意地悪の象徴として現れたのは、恐らく、ミッドライフ・クライシスという現象を、私は人生にとって意地悪なものと捉えていたのだろう。
本質は、そこまで悪いものではない。
さて、自分には何があるだろう。
③本当にタイミング良いですね。
「おかえりー。大変やったね。」
久振りに出社すると、林さんが、あっけらかんと出迎えてくれた。
「ご迷惑をお掛けしました。暫く通院とかで何日か休みますが。。。」
『はいはい。いっぱい休んでください。』
私が失った臓器1個分の重さよりも、はるかに軽いフットワークだ。
『ところでキタくん。』
「はい。何でしょう??」
『ちょっと相談あんねんけど。』
何だろう。
『キタくんはコーチングの資格持ってんの?』
「民間資格持ってますよ。」
『そうかぁ。キャリコンサルタントって国家資格やんなぁ。面談に使えんの?』
「ゴリッゴリに使えますね。面談の為の資格だと思って頂ければ。」
『あぁそうかぁ。コーチング講習やってよ。うちの部門で。』
はいーーー!!それ私も考えてましたーーーー!!!
『何ニヤニヤしてんの?』
「なんでもないです。本当にタイミング良いですね。」
『?そうなん? まぁちょっと検討してみて下さい。宜しく~。』
是非もない。
先日意地悪ユングに嗤われながら、もんどりうっている中、考えていた事。
私は後進に何を伝えていけるか。
まさに、コーチングやキャリアカウンセリングのノウハウなんじゃないか?と考えていたのだ。

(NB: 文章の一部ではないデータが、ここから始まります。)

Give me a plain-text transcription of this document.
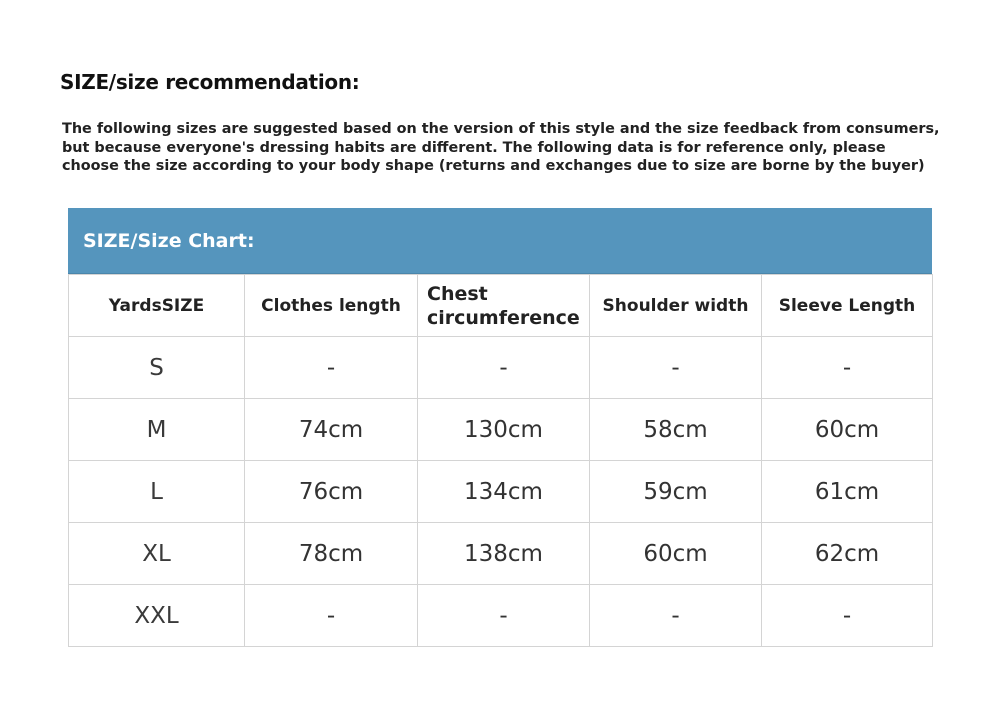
SIZE/size recommendation:
The following sizes are suggested based on the version of this style and the size feedback from consumers,
but because everyone's dressing habits are different. The following data is for reference only, please
choose the size according to your body shape (returns and exchanges due to size are borne by the buyer)
SIZE/Size Chart:
YardsSIZE	Clothes length	Chest circumference	Shoulder width	Sleeve Length
S	-	-	-	-
M	74cm	130cm	58cm	60cm
L	76cm	134cm	59cm	61cm
XL	78cm	138cm	60cm	62cm
XXL	-	-	-	-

林さんからすると、組織マネジャーとして、部下が掲げた今期目標に、場の提供を案じてくれたのかもしれない。
コーチング講師として、生きてみるか✨
そして、コーチング講習の企画書を作成し始めた。
色んな組織へ展開して頂けるように、私はコーチングに多くの意味付けをした。
・組織風土変革の推進
・自律分散型組織の導入
・対話による創造性向上
・ハラスメント防止
・エンゲージメント
・1on1の効果性を高める。
いくらでも出てきた。
そして、本音が美しくて痛い事を、皆さんにも知ってもらう機会として有用性がある事も、感じていた。
コーチングをキーワードに、今の職務や私の存在価値が、吸い寄せられて重合化していく感じが、気持ちよかった。
この時の私は、山下さん曰わく、手が8本あるんじゃないか?というくらい資料作りが早かったそうだ。